Figure 1: The line drawing of C. orchioides [3]

References

  1. The Plant List. Ver1.1. Curculigo orchioides Gaertn. [homepage on the Internet]. c2013 [updated 2012 Mar 23; cited 2016 Aug 03]. Available from: http://www.theplantlist.org/tpl1.1/record/kew-303703.
  2. Quattrocchi U.  CRC world dictionary of medicinal and poisonous plants: Common names, scientific names, eponyms, synonyms, and etymology. Volume II C-D. Boca Raton, Florida: CRC Press, 2012; p. 539-540.
  3. Lemmens RHMJ, Horsten SFAJ. Curculigo orchioides Gaertner In: de Padua LS, Bunyapraphatsara N, Lemmens RHMJ, editors. Plant Resources of South-East Asia No. 12(1): Medicinal and poisonous plants 1. Leiden, Netherlands: Backhuys Publisher, 1999; p. 207-210.
  4. Daniel M. Medicinal plants: Chemistry and properties. New Hampshire, USA: Science Publishers, 2006; p. 126.
  5. Wu Q, Fu DX, Hou AJ, et al. Antioxidative phenols and phenolic glycosides from Curculigo orchioides. Chem Pharm Bull (Tokyo). 2005;53(8):1065-1067.
  6. Triguna NM, Ram SS, Deonath MT. Aliphatic compounds from Curculigo orchioides rhizomes. Phytochem. 1984;23(10):2369-2371.
  7. Burkill IH. A dictionary of the economic products of the Malay Peninsula.

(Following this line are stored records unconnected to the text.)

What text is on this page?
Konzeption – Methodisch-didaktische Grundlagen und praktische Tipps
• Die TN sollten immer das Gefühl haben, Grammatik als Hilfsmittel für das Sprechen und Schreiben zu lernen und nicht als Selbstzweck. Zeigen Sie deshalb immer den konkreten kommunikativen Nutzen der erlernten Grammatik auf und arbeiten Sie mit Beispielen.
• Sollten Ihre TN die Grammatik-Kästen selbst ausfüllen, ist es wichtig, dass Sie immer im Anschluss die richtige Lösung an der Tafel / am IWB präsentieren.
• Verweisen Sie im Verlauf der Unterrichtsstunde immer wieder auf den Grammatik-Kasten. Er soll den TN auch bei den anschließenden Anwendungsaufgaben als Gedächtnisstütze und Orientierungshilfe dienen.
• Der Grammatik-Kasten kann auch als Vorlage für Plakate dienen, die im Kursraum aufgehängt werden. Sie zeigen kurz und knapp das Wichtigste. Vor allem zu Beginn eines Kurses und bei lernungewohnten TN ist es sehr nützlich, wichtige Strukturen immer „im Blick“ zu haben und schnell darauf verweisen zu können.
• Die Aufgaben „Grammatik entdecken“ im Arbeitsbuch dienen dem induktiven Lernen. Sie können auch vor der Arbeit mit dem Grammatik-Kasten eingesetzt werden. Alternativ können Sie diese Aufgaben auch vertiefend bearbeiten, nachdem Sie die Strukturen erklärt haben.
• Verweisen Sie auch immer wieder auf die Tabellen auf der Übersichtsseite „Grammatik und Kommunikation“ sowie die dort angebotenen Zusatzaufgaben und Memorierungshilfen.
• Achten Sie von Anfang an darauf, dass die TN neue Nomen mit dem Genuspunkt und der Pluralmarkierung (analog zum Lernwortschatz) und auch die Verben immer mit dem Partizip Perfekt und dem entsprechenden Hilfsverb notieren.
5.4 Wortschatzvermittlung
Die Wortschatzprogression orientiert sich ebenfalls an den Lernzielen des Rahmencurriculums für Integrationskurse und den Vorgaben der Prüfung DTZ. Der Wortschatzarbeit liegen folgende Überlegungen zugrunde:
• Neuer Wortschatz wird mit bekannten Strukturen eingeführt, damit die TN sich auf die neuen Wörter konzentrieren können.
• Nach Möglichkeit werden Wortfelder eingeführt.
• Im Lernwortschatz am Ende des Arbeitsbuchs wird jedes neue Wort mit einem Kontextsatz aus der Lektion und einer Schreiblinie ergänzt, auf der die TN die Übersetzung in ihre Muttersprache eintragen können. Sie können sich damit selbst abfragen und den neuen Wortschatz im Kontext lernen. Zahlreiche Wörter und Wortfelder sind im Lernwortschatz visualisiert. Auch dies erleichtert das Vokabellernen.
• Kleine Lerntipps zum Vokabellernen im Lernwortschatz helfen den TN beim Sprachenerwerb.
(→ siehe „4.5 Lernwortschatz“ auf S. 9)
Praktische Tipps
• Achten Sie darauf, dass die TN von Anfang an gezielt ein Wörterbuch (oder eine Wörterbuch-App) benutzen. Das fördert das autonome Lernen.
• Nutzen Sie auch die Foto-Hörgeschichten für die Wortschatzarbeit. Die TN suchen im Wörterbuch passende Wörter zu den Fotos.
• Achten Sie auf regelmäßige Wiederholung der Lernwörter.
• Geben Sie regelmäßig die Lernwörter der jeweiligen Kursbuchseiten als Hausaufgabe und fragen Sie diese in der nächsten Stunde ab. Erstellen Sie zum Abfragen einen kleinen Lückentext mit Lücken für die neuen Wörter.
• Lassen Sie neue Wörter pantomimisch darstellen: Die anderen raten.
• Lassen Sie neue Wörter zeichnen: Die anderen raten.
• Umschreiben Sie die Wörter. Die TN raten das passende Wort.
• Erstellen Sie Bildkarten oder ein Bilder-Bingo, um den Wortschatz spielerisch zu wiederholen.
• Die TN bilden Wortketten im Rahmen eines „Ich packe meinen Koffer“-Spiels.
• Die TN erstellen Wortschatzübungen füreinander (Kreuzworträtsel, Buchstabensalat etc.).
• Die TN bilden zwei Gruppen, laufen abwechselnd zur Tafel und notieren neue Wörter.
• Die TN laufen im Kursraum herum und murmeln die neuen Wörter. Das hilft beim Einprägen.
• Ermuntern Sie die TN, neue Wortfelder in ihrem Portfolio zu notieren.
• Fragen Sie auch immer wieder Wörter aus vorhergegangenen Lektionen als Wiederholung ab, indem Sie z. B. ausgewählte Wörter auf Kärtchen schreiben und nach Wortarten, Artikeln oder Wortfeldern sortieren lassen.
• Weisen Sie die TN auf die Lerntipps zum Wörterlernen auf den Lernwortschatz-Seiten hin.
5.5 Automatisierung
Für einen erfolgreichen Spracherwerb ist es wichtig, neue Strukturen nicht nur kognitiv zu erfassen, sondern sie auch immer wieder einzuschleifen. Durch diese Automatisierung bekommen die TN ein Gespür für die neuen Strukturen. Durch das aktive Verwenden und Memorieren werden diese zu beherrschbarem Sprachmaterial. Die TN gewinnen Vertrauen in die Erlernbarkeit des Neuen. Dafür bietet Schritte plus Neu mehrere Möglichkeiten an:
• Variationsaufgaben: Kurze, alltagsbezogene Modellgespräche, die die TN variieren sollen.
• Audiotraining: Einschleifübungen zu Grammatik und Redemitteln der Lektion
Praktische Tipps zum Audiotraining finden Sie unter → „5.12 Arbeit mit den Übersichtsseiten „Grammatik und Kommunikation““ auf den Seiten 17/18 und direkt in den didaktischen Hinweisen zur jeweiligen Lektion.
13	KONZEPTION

Volume 1. London: Published on behalf of the governments of the Straits settlements and Federated Malay states by the Crown agents for the colonies, 1935; p. 703.
  8. Venukumar MR, Latha MS. Antioxidant activity of Curculigo orchioides in carbon tetrachrride-induce hepatopathy in rats. Indian J Clin Biochem. 2002;17(2):80-87.
  9. Chauhan NS, Dixit VK. Antihyperglycaemic activity of the ethanolic extract of Curculigo orchioides Gaertn. Phcog. Mag. 2007;3:237-40.
  10. Madhavan V, Joshi R, Murali A, Yoganarasimhan SN. Antidiabetic activity of Curculigo orchioides root tuber. Pharma Biol. 2007;45(1):18-21.
  11. Lakshmi V, PAndey K, Puri A, Saxena RP, Saxena KC. Immunostimulant principles from Curculigo orchioides. J Ethnopharmacol. 2003;89(2-3):181-184.
  12. Bafna AR, Mishra SH. Immunostimulatory effect of emtahnol extract of Curculigo orchioides on immunosuppressed mice. J Ethnapharmacol. 2006;104(1-2):1-4.
  1. Venukumar MR, Latha MS. Hepatoprotective effect of the methanolic extract of Curculigo orchioides in CCl4-treated male rats. Indian J Pharmacol. 2002;34: 269-75.
  2. Chauhan NS, Rao ChV, Dixit VK. Effect of Curculigo orchioides rhizomes on sexual behaviour of male rats. Fitoterapia. 2007;78:530-534.
  3. Vijayanarayana K, Rodrigues RS, Chandrashekhar KS, Subrahmanyam EV. Evaluation of estrogenic activity of alcoholic extract of rhizomes of Curculigo orchioides. J Ethnopharmacol. 2007;114(2):241-245.